Dr. John McCully and Jane Mason McCully never divorced and there is no record of their ever again communicating. Jane continued to live in the McCully House for almost 40 years. She wrote poetry and was described in a newspaper article as “the author of many poems of merit.” She was active in civic and social affairs, an enthusiastic member of the Eastern Star lodge, and an important participant in the Pioneer Society.

It also appears that Jane had a good head for business. Over the years, local papers reported various Jane McCully investments and financial enterprises. She bought lots and houses and she increased her investment in various business interests. Her success was such that her unmarried daughter, Issie, never had to worry about finances.

As for John McCully, it would appear that he slowly set about rebuilding his life. Some of the details are sketchy for the five years after he left Jacksonville, but John apparently spent some time in gold mining camps in Idaho and Montana. He went back to the study of medicine, taking a course of medical study in St. Louis, Missouri, and practicing for a short period in Iowa. After which, he became a purser on the river steamers plying the Willamette, working the next years for a company owned by his two older, and much more successful, brothers.

The 1880 census lists John as a “gardener” in Yamhill County. His brothers and nephews had substantial farming and cattle enterprises in the area, and again, he may have been working for them in some capacity.

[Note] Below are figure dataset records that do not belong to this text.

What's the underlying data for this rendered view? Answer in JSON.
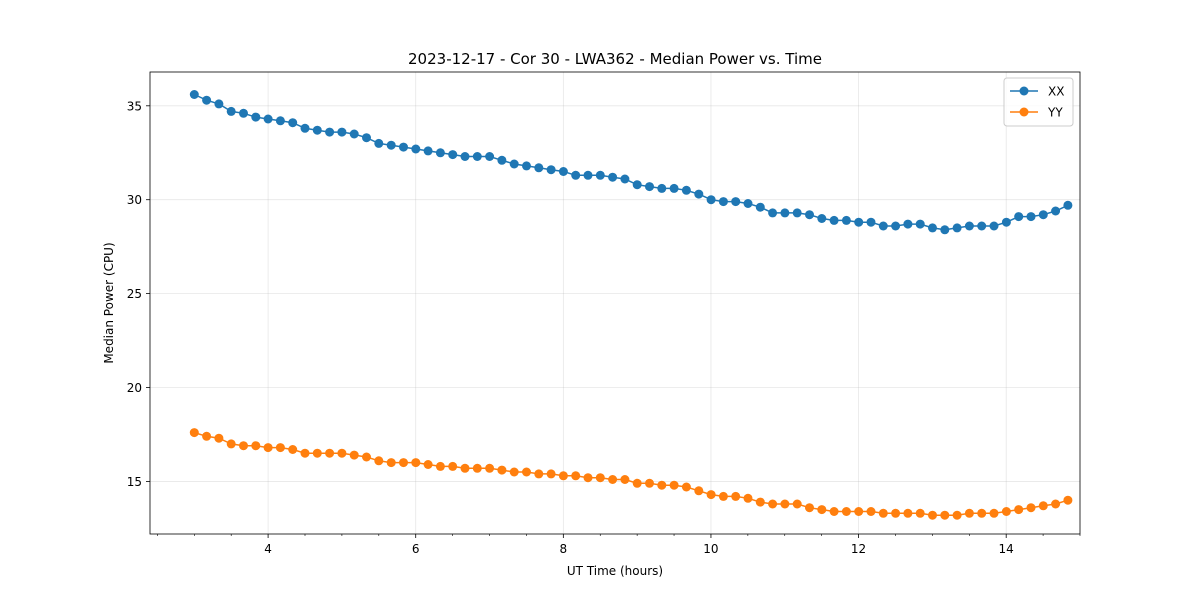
{
  "chart_data": {
    "type": "line",
    "title": "2023-12-17 - Cor 30 - LWA362 - Median Power vs. Time",
    "xlabel": "UT Time (hours)",
    "ylabel": "Median Power (CPU)",
    "xlim": [
      2.4,
      15.0
    ],
    "ylim": [
      12.2,
      36.8
    ],
    "xticks": [
      4,
      6,
      8,
      10,
      12,
      14
    ],
    "yticks": [
      15,
      20,
      25,
      30,
      35
    ],
    "grid": true,
    "legend_position": "top-right",
    "x_start": 3.0,
    "x_step": 0.1667,
    "series": [
      {
        "name": "XX",
        "color": "#1f77b4",
        "marker": "circle",
        "values": [
          35.6,
          35.3,
          35.1,
          34.7,
          34.6,
          34.4,
          34.3,
          34.2,
          34.1,
          33.8,
          33.7,
          33.6,
          33.6,
          33.5,
          33.3,
          33.0,
          32.9,
          32.8,
          32.7,
          32.6,
          32.5,
          32.4,
          32.3,
          32.3,
          32.3,
          32.1,
          31.9,
          31.8,
          31.7,
          31.6,
          31.5,
          31.3,
          31.3,
          31.3,
          31.2,
          31.1,
          30.8,
          30.7,
          30.6,
          30.6,
          30.5,
          30.3,
          30.0,
          29.9,
          29.9,
          29.8,
          29.6,
          29.3,
          29.3,
          29.3,
          29.2,
          29.0,
          28.9,
          28.9,
          28.8,
          28.8,
          28.6,
          28.6,
          28.7,
          28.7,
          28.5,
          28.4,
          28.5,
          28.6,
          28.6,
          28.6,
          28.8,
          29.1,
          29.1,
          29.2,
          29.4,
          29.7
        ]
      },
      {
        "name": "YY",
        "color": "#ff7f0e",
        "marker": "circle",
        "values": [
          17.6,
          17.4,
          17.3,
          17.0,
          16.9,
          16.9,
          16.8,
          16.8,
          16.7,
          16.5,
          16.5,
          16.5,
          16.5,
          16.4,
          16.3,
          16.1,
          16.0,
          16.0,
          16.0,
          15.9,
          15.8,
          15.8,
          15.7,
          15.7,
          15.7,
          15.6,
          15.5,
          15.5,
          15.4,
          15.4,
          15.3,
          15.3,
          15.2,
          15.2,
          15.1,
          15.1,
          14.9,
          14.9,
          14.8,
          14.8,
          14.7,
          14.5,
          14.3,
          14.2,
          14.2,
          14.1,
          13.9,
          13.8,
          13.8,
          13.8,
          13.6,
          13.5,
          13.4,
          13.4,
          13.4,
          13.4,
          13.3,
          13.3,
          13.3,
          13.3,
          13.2,
          13.2,
          13.2,
          13.3,
          13.3,
          13.3,
          13.4,
          13.5,
          13.6,
          13.7,
          13.8,
          14.0
        ]
      }
    ]
  }
}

However, it appears that soon thereafter John moved on to Joseph, Oregon, where his nephews were some of the prominent founding fathers. In Josephs, he was known as “Uncle Doc,” and may even have opened a medical practice there. Some sources credit him with founding Josephs’ Masonic Order.

John died in 1889 at the age of 68. According to a letter from one of his nephews, he had the biggest funeral procession Joseph had ever seen—courtesy of the Masons—“with 40 teams and 30 walking Masons attending the casket.” Whether this was a tribute to John or to his family, we do not know. John is buried in the Masonic cemetery near Joseph.

Jane outlived John by 10 years. In 1899, at the age of 75, she fell ill, suffering from “a painful debility.”

The Pioneer Society memorialized her death with one of Jane’s own poems:

“The old Pioneers are all slipping away

To join that big throng on that joyful day

Our days are all numbered, our tasks are all done.

We’re all waiting to cross over, One by One.

The Heavenly gates are standing ajar,

To welcome the Old Pioneers from afar.”